The SAT and ACT math questions require a shift away from the kind of processing taught in school: “read all the directions before beginning, think about how to solve the problem, then once a solution has been envisioned then, and only then, can you safely write out the solution. Holistic solution thinking can become a very powerful limitation on our ability to think critically. Since early childhood, we are taught to never act before you know exactly what you are doing on a math problem--don't you dare!
But the test’s engineers develop problems to specifically control that processing style. The goal is to have students look upward, stare at the page, or frantically scribble number nonsense, all while barely taking a breath for three to five minutes on a single problem. Ever happen to you before? It’s certainly happened to me. The mind either races or stagnates as students become highly frustrated and/or overwhelmed from taking in too much information at once.
If for the typical test taker, reading and solving problems holistically renders the progression of math questions totally counterproductive as the “difficulty” increases, then is there a different way to process that can bolster success on the difficult problems, ease the effort on the medium ones, and help ensure the easier ones have less silly errors? I think so. Mechanically, it is easy to do, but psychologically difficult to put into practice. This is how it’s done: begin to perform and thoroughly finish any calculation, organization of data, or visualization that you can as soon as you read enough information to do so (in other words, start doing calculations before reading the entire problem, let alone before reading the question).
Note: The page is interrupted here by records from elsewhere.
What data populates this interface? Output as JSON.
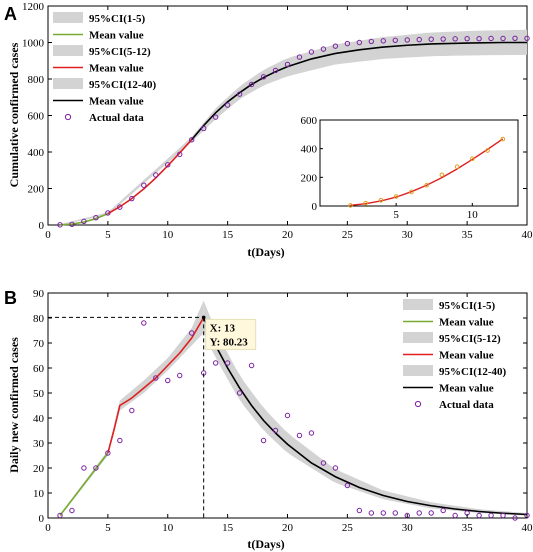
{
  "chart_data": [
    {
      "type": "line",
      "panel_label": "A",
      "xlabel": "t(Days)",
      "ylabel": "Cumulative confirmed cases",
      "xlim": [
        0,
        40
      ],
      "ylim": [
        0,
        1200
      ],
      "xticks": [
        0,
        5,
        10,
        15,
        20,
        25,
        30,
        35,
        40
      ],
      "yticks": [
        0,
        200,
        400,
        600,
        800,
        1000,
        1200
      ],
      "legend_position": "top-left",
      "legend": [
        "95%CI(1-5)",
        "Mean value",
        "95%CI(5-12)",
        "Mean value",
        "95%CI(12-40)",
        "Mean value",
        "Actual data"
      ],
      "series": [
        {
          "name": "Mean value",
          "role": "mean",
          "color": "#77AC30",
          "x": [
            1,
            2,
            3,
            4,
            5
          ],
          "y": [
            1,
            5,
            16,
            35,
            62
          ]
        },
        {
          "name": "Mean value",
          "role": "mean",
          "color": "#E02020",
          "x": [
            5,
            6,
            7,
            8,
            9,
            10,
            11,
            12
          ],
          "y": [
            62,
            100,
            145,
            198,
            258,
            325,
            395,
            468
          ]
        },
        {
          "name": "Mean value",
          "role": "mean",
          "color": "#000000",
          "x": [
            12,
            13,
            14,
            15,
            16,
            17,
            18,
            19,
            20,
            22,
            24,
            26,
            28,
            30,
            32,
            35,
            38,
            40
          ],
          "y": [
            468,
            545,
            615,
            675,
            725,
            770,
            808,
            840,
            868,
            910,
            940,
            960,
            975,
            985,
            992,
            997,
            1000,
            1000
          ]
        },
        {
          "name": "Actual data",
          "role": "scatter",
          "color": "#7B1FA2",
          "x": [
            1,
            2,
            3,
            4,
            5,
            6,
            7,
            8,
            9,
            10,
            11,
            12,
            13,
            14,
            15,
            16,
            17,
            18,
            19,
            20,
            21,
            22,
            23,
            24,
            25,
            26,
            27,
            28,
            29,
            30,
            31,
            32,
            33,
            34,
            35,
            36,
            37,
            38,
            39,
            40
          ],
          "y": [
            1,
            4,
            20,
            40,
            66,
            98,
            145,
            218,
            274,
            330,
            387,
            467,
            529,
            591,
            657,
            717,
            770,
            812,
            847,
            880,
            920,
            948,
            964,
            980,
            994,
            1000,
            1006,
            1009,
            1012,
            1014,
            1016,
            1018,
            1019,
            1020,
            1021,
            1021,
            1022,
            1022,
            1023,
            1023
          ]
        }
      ],
      "ci_bands": [
        {
          "name": "95%CI(1-5)",
          "x": [
            1,
            5
          ],
          "lower": [
            0,
            55
          ],
          "upper": [
            3,
            70
          ]
        },
        {
          "name": "95%CI(5-12)",
          "x": [
            5,
            12
          ],
          "lower": [
            55,
            455
          ],
          "upper": [
            70,
            482
          ]
        },
        {
          "name": "95%CI(12-40)",
          "x": [
            12,
            14,
            16,
            18,
            20,
            24,
            28,
            32,
            36,
            40
          ],
          "lower": [
            455,
            580,
            690,
            765,
            815,
            880,
            910,
            925,
            930,
            932
          ],
          "upper": [
            482,
            640,
            760,
            850,
            915,
            990,
            1030,
            1055,
            1065,
            1070
          ]
        }
      ],
      "inset": {
        "xlim": [
          0,
          13
        ],
        "ylim": [
          0,
          600
        ],
        "xticks": [
          5,
          10
        ],
        "yticks": [
          0,
          200,
          400,
          600
        ],
        "mean": {
          "x": [
            2,
            3,
            4,
            5,
            6,
            7,
            8,
            9,
            10,
            11,
            12
          ],
          "y": [
            5,
            16,
            35,
            62,
            100,
            145,
            198,
            258,
            325,
            395,
            468
          ]
        },
        "actual": {
          "x": [
            2,
            3,
            4,
            5,
            6,
            7,
            8,
            9,
            10,
            11,
            12
          ],
          "y": [
            4,
            20,
            40,
            66,
            98,
            145,
            218,
            274,
            330,
            387,
            467
          ]
        }
      }
    },
    {
      "type": "line",
      "panel_label": "B",
      "xlabel": "t(Days)",
      "ylabel": "Daily new confirmed cases",
      "xlim": [
        0,
        40
      ],
      "ylim": [
        0,
        90
      ],
      "xticks": [
        0,
        5,
        10,
        15,
        20,
        25,
        30,
        35,
        40
      ],
      "yticks": [
        0,
        10,
        20,
        30,
        40,
        50,
        60,
        70,
        80,
        90
      ],
      "legend_position": "top-right",
      "legend": [
        "95%CI(1-5)",
        "Mean value",
        "95%CI(5-12)",
        "Mean value",
        "95%CI(12-40)",
        "Mean value",
        "Actual data"
      ],
      "annotation": {
        "x": 13,
        "y": 80.23,
        "line1": "X: 13",
        "line2": "Y: 80.23"
      },
      "series": [
        {
          "name": "Mean value",
          "role": "mean",
          "color": "#77AC30",
          "x": [
            1,
            5
          ],
          "y": [
            1,
            26
          ]
        },
        {
          "name": "Mean value",
          "role": "mean",
          "color": "#E02020",
          "x": [
            5,
            5.5,
            6,
            7,
            8,
            9,
            10,
            11,
            12,
            13
          ],
          "y": [
            26,
            35,
            45,
            48,
            52,
            56,
            61,
            66,
            72,
            80.23
          ]
        },
        {
          "name": "Mean value",
          "role": "mean",
          "color": "#000000",
          "x": [
            13,
            14,
            15,
            16,
            17,
            18,
            19,
            20,
            22,
            24,
            26,
            28,
            30,
            32,
            34,
            36,
            38,
            40
          ],
          "y": [
            80.23,
            69,
            60,
            52,
            45,
            39,
            34,
            29.5,
            22,
            16.5,
            12.2,
            9,
            6.6,
            4.9,
            3.6,
            2.6,
            1.9,
            1.4
          ]
        },
        {
          "name": "Actual data",
          "role": "scatter",
          "color": "#7B1FA2",
          "x": [
            1,
            2,
            3,
            4,
            5,
            6,
            7,
            8,
            9,
            10,
            11,
            12,
            13,
            14,
            15,
            16,
            17,
            18,
            19,
            20,
            21,
            22,
            23,
            24,
            25,
            26,
            27,
            28,
            29,
            30,
            31,
            32,
            33,
            34,
            35,
            36,
            37,
            38,
            39,
            40
          ],
          "y": [
            1,
            3,
            20,
            20,
            26,
            31,
            43,
            78,
            56,
            55,
            57,
            74,
            58,
            62,
            62,
            50,
            61,
            31,
            35,
            41,
            33,
            34,
            22,
            20,
            13,
            3,
            2,
            2,
            2,
            1,
            2,
            2,
            3,
            1,
            2,
            1,
            1,
            1,
            0,
            1
          ]
        }
      ],
      "ci_bands": [
        {
          "name": "95%CI(1-5)",
          "x": [
            1,
            5
          ],
          "lower": [
            0.5,
            25
          ],
          "upper": [
            1.5,
            27
          ]
        },
        {
          "name": "95%CI(5-12)",
          "x": [
            5,
            6,
            8,
            10,
            12,
            13
          ],
          "lower": [
            25,
            43,
            50,
            59,
            69,
            74
          ],
          "upper": [
            27,
            47,
            55,
            64,
            76,
            87
          ]
        },
        {
          "name": "95%CI(12-40)",
          "x": [
            13,
            14,
            16,
            18,
            20,
            24,
            28,
            32,
            36,
            40
          ],
          "lower": [
            74,
            64,
            47,
            35,
            26,
            14,
            7.5,
            3.8,
            2.0,
            1.0
          ],
          "upper": [
            87,
            75,
            57,
            44,
            34,
            19.5,
            11,
            6.3,
            3.5,
            2.0
          ]
        }
      ]
    }
  ]
}
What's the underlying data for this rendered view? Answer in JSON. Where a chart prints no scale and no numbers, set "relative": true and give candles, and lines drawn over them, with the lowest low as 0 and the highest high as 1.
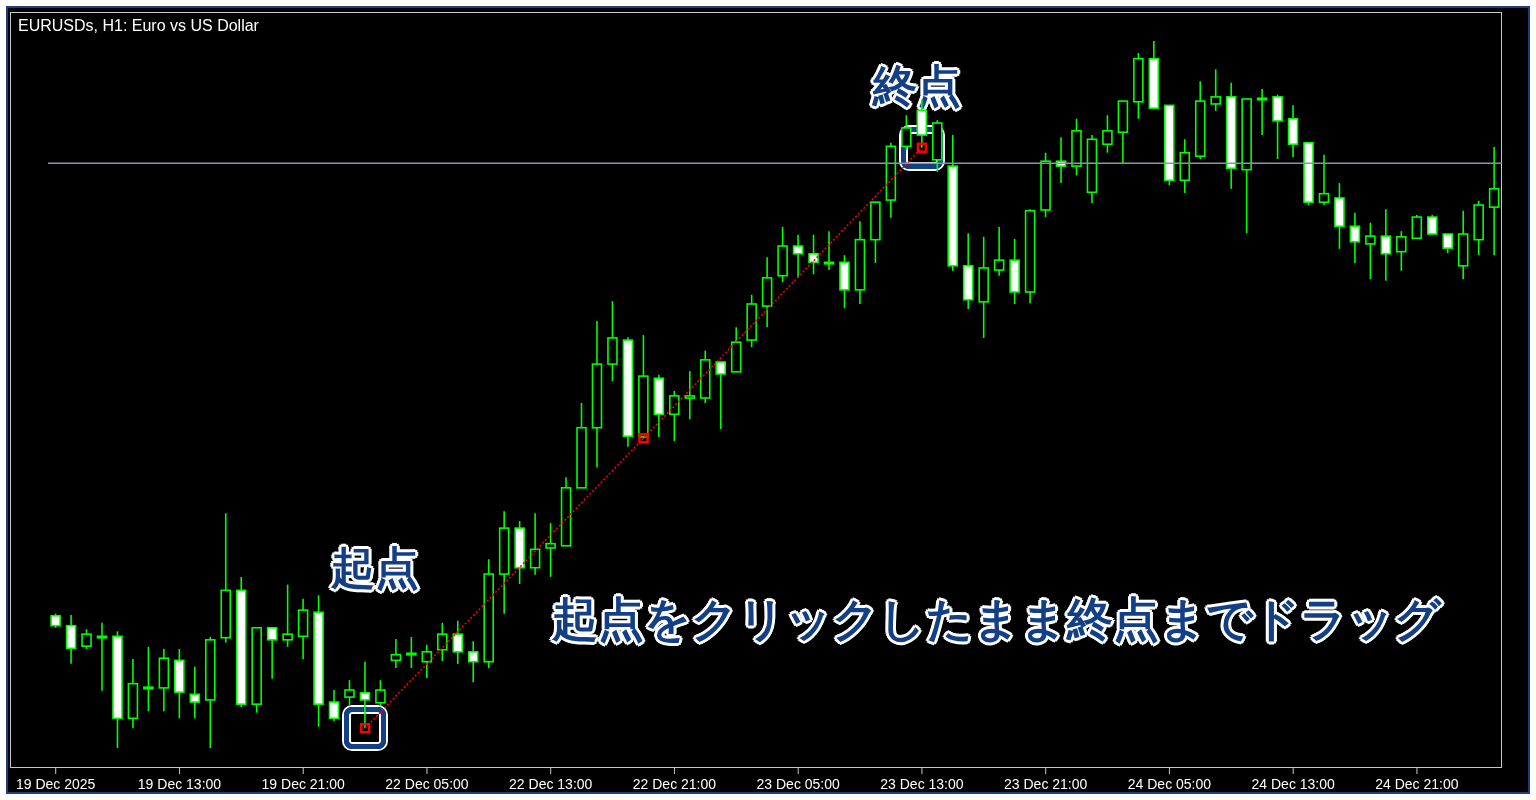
{
  "chart_data": {
    "type": "candlestick",
    "title": "EURUSDs, H1: Euro vs US Dollar",
    "relative": true,
    "color": "#00ff00",
    "categories": [
      "19 Dec 2025",
      null,
      null,
      null,
      null,
      null,
      null,
      null,
      "19 Dec 13:00",
      null,
      null,
      null,
      null,
      null,
      null,
      null,
      "19 Dec 21:00",
      null,
      null,
      null,
      null,
      null,
      null,
      null,
      "22 Dec 05:00",
      null,
      null,
      null,
      null,
      null,
      null,
      null,
      "22 Dec 13:00",
      null,
      null,
      null,
      null,
      null,
      null,
      null,
      "22 Dec 21:00",
      null,
      null,
      null,
      null,
      null,
      null,
      null,
      "23 Dec 05:00",
      null,
      null,
      null,
      null,
      null,
      null,
      null,
      "23 Dec 13:00",
      null,
      null,
      null,
      null,
      null,
      null,
      null,
      "23 Dec 21:00",
      null,
      null,
      null,
      null,
      null,
      null,
      null,
      "24 Dec 05:00",
      null,
      null,
      null,
      null,
      null,
      null,
      null,
      "24 Dec 13:00",
      null,
      null,
      null,
      null,
      null,
      null,
      null,
      "24 Dec 21:00",
      null,
      null,
      null,
      null,
      null
    ],
    "ohlc": [
      [
        0.187,
        0.19,
        0.17,
        0.173
      ],
      [
        0.173,
        0.188,
        0.119,
        0.141
      ],
      [
        0.144,
        0.168,
        0.14,
        0.161
      ],
      [
        0.158,
        0.177,
        0.081,
        0.158
      ],
      [
        0.158,
        0.165,
        0,
        0.042
      ],
      [
        0.042,
        0.126,
        0.028,
        0.091
      ],
      [
        0.086,
        0.143,
        0.052,
        0.086
      ],
      [
        0.085,
        0.14,
        0.052,
        0.127
      ],
      [
        0.124,
        0.14,
        0.042,
        0.079
      ],
      [
        0.076,
        0.115,
        0.042,
        0.065
      ],
      [
        0.068,
        0.157,
        0,
        0.153
      ],
      [
        0.156,
        0.332,
        0.149,
        0.223
      ],
      [
        0.223,
        0.242,
        0.058,
        0.062
      ],
      [
        0.062,
        0.17,
        0.05,
        0.17
      ],
      [
        0.17,
        0.17,
        0.098,
        0.153
      ],
      [
        0.153,
        0.231,
        0.143,
        0.161
      ],
      [
        0.158,
        0.211,
        0.126,
        0.195
      ],
      [
        0.192,
        0.216,
        0.03,
        0.062
      ],
      [
        0.065,
        0.082,
        0.038,
        0.042
      ],
      [
        0.072,
        0.096,
        0.061,
        0.082
      ],
      [
        0.078,
        0.122,
        0.028,
        0.068
      ],
      [
        0.064,
        0.096,
        0.059,
        0.082
      ],
      [
        0.124,
        0.154,
        0.113,
        0.132
      ],
      [
        0.134,
        0.157,
        0.113,
        0.134
      ],
      [
        0.122,
        0.146,
        0.099,
        0.136
      ],
      [
        0.139,
        0.177,
        0.123,
        0.161
      ],
      [
        0.161,
        0.18,
        0.119,
        0.136
      ],
      [
        0.136,
        0.151,
        0.093,
        0.122
      ],
      [
        0.122,
        0.267,
        0.113,
        0.246
      ],
      [
        0.246,
        0.335,
        0.19,
        0.311
      ],
      [
        0.311,
        0.321,
        0.232,
        0.255
      ],
      [
        0.255,
        0.332,
        0.245,
        0.281
      ],
      [
        0.283,
        0.318,
        0.242,
        0.289
      ],
      [
        0.286,
        0.383,
        0.286,
        0.368
      ],
      [
        0.368,
        0.488,
        0.368,
        0.453
      ],
      [
        0.453,
        0.604,
        0.397,
        0.543
      ],
      [
        0.543,
        0.632,
        0.519,
        0.58
      ],
      [
        0.577,
        0.581,
        0.426,
        0.441
      ],
      [
        0.44,
        0.584,
        0.438,
        0.526
      ],
      [
        0.523,
        0.528,
        0.44,
        0.472
      ],
      [
        0.472,
        0.505,
        0.434,
        0.498
      ],
      [
        0.495,
        0.533,
        0.465,
        0.498
      ],
      [
        0.495,
        0.562,
        0.488,
        0.549
      ],
      [
        0.546,
        0.546,
        0.451,
        0.529
      ],
      [
        0.532,
        0.595,
        0.532,
        0.574
      ],
      [
        0.577,
        0.641,
        0.567,
        0.628
      ],
      [
        0.625,
        0.694,
        0.595,
        0.665
      ],
      [
        0.668,
        0.737,
        0.659,
        0.71
      ],
      [
        0.71,
        0.726,
        0.665,
        0.699
      ],
      [
        0.699,
        0.726,
        0.67,
        0.687
      ],
      [
        0.687,
        0.731,
        0.676,
        0.687
      ],
      [
        0.687,
        0.697,
        0.622,
        0.648
      ],
      [
        0.648,
        0.745,
        0.628,
        0.719
      ],
      [
        0.719,
        0.772,
        0.686,
        0.772
      ],
      [
        0.775,
        0.856,
        0.75,
        0.851
      ],
      [
        0.851,
        0.895,
        0.846,
        0.877
      ],
      [
        0.902,
        0.917,
        0.849,
        0.867
      ],
      [
        0.832,
        0.888,
        0.815,
        0.884
      ],
      [
        0.823,
        0.867,
        0.675,
        0.682
      ],
      [
        0.682,
        0.728,
        0.621,
        0.634
      ],
      [
        0.631,
        0.723,
        0.58,
        0.679
      ],
      [
        0.676,
        0.737,
        0.668,
        0.69
      ],
      [
        0.69,
        0.72,
        0.628,
        0.645
      ],
      [
        0.645,
        0.762,
        0.629,
        0.76
      ],
      [
        0.761,
        0.842,
        0.751,
        0.83
      ],
      [
        0.83,
        0.864,
        0.799,
        0.823
      ],
      [
        0.823,
        0.89,
        0.81,
        0.873
      ],
      [
        0.786,
        0.867,
        0.771,
        0.861
      ],
      [
        0.854,
        0.895,
        0.842,
        0.873
      ],
      [
        0.871,
        0.915,
        0.827,
        0.915
      ],
      [
        0.914,
        0.983,
        0.89,
        0.975
      ],
      [
        0.975,
        1,
        0.905,
        0.905
      ],
      [
        0.909,
        0.909,
        0.796,
        0.803
      ],
      [
        0.803,
        0.861,
        0.785,
        0.842
      ],
      [
        0.837,
        0.943,
        0.833,
        0.915
      ],
      [
        0.911,
        0.96,
        0.901,
        0.921
      ],
      [
        0.921,
        0.941,
        0.791,
        0.82
      ],
      [
        0.818,
        0.918,
        0.728,
        0.918
      ],
      [
        0.919,
        0.932,
        0.867,
        0.919
      ],
      [
        0.921,
        0.924,
        0.833,
        0.887
      ],
      [
        0.89,
        0.909,
        0.836,
        0.854
      ],
      [
        0.856,
        0.857,
        0.768,
        0.772
      ],
      [
        0.772,
        0.839,
        0.768,
        0.784
      ],
      [
        0.778,
        0.799,
        0.706,
        0.738
      ],
      [
        0.738,
        0.757,
        0.686,
        0.716
      ],
      [
        0.713,
        0.743,
        0.663,
        0.724
      ],
      [
        0.724,
        0.762,
        0.661,
        0.699
      ],
      [
        0.702,
        0.731,
        0.675,
        0.723
      ],
      [
        0.721,
        0.754,
        0.721,
        0.751
      ],
      [
        0.751,
        0.754,
        0.727,
        0.727
      ],
      [
        0.727,
        0.727,
        0.7,
        0.707
      ],
      [
        0.682,
        0.76,
        0.663,
        0.727
      ],
      [
        0.719,
        0.774,
        0.697,
        0.768
      ],
      [
        0.765,
        0.85,
        0.697,
        0.791
      ]
    ],
    "series": [
      {
        "type": "line",
        "color": "#ff0000",
        "line_style": "dotted",
        "marker": "square",
        "values": [
          null,
          null,
          null,
          null,
          null,
          null,
          null,
          null,
          null,
          null,
          null,
          null,
          null,
          null,
          null,
          null,
          null,
          null,
          null,
          null,
          0.028,
          null,
          null,
          null,
          null,
          null,
          null,
          null,
          null,
          null,
          null,
          null,
          null,
          null,
          null,
          null,
          null,
          null,
          0.438,
          null,
          null,
          null,
          null,
          null,
          null,
          null,
          null,
          null,
          null,
          null,
          null,
          null,
          null,
          null,
          null,
          null,
          0.849,
          null,
          null,
          null,
          null,
          null,
          null,
          null,
          null,
          null,
          null,
          null,
          null,
          null,
          null,
          null,
          null,
          null,
          null,
          null,
          null,
          null,
          null,
          null,
          null,
          null,
          null,
          null,
          null,
          null,
          null,
          null,
          null,
          null,
          null,
          null,
          null,
          null
        ]
      }
    ],
    "ref_lines": [
      {
        "axis": "y",
        "value": 0.827,
        "color": "#8895a5"
      }
    ],
    "annotations": [
      "起点",
      "終点",
      "起点をクリックしたまま終点までドラッグ"
    ]
  }
}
The first thing that comes into the mind when this processing style is the question, "How do I know that what I’m doing is right?" There seems as though there could be so much unnecessary effort. But the test engineers ensure that this is not so. Problems are carefully crafted to have extremely contained operations.
Simply click on each step in the list below to see how we can process math differently:
“In a certain store, the regular price of a refrigerator is $600. How much money is saved by buying this refrigerator at 20 percent off the regular price rather than buying it on sale at 10 percent off the regular price with an additional discount of 10 percent off the sale price?”
Feel it? That stretch to get your mind around all the information, let alone generate a solution? Alright, click on the next step and now let’s read just until we can do any math operation.
“In a certain store, the regular price of a refrigerator is $600. How much money is saved by buying this refrigerator at 20 percent off the regular price...”
“...rather than buying it on sale at 10 percent off the regular price...”
“...with an additional discount of 10 percent off the sale price?”
“How much money is saved by buying this refrigerator at 20 percent off...rather than buying it on sale at 10 percent off...with an additional discount of 10 percent off the sale price?”
So there are, give or take, four major operations in the problem. This problem is medium difficulty. A hard problem may have up to seven major operations. That means that the difference between a seventieth percentile and a ninety-ninth percentile is . . . three steps. How powerful is this play on our processing style? Add to the context a little rushing (the anticipation that there is or will not be enough time), and our typical style of processing math becomes an extraordinary hurdle for a test taker's psyche to overcome. Ironically, the “stuckness” typically absorbs far more time than the act of slowly going through each step.
There are many, many other behavioral and processing concerns, as well as a number of specific themes within problems, that should be learned and recognizable to the test taker. But, however heretical, there is certainly a cogent argument that a simple shift in a student’s mentality from reading entire problems holistically to reading them incrementally can vastly improve his or her scores.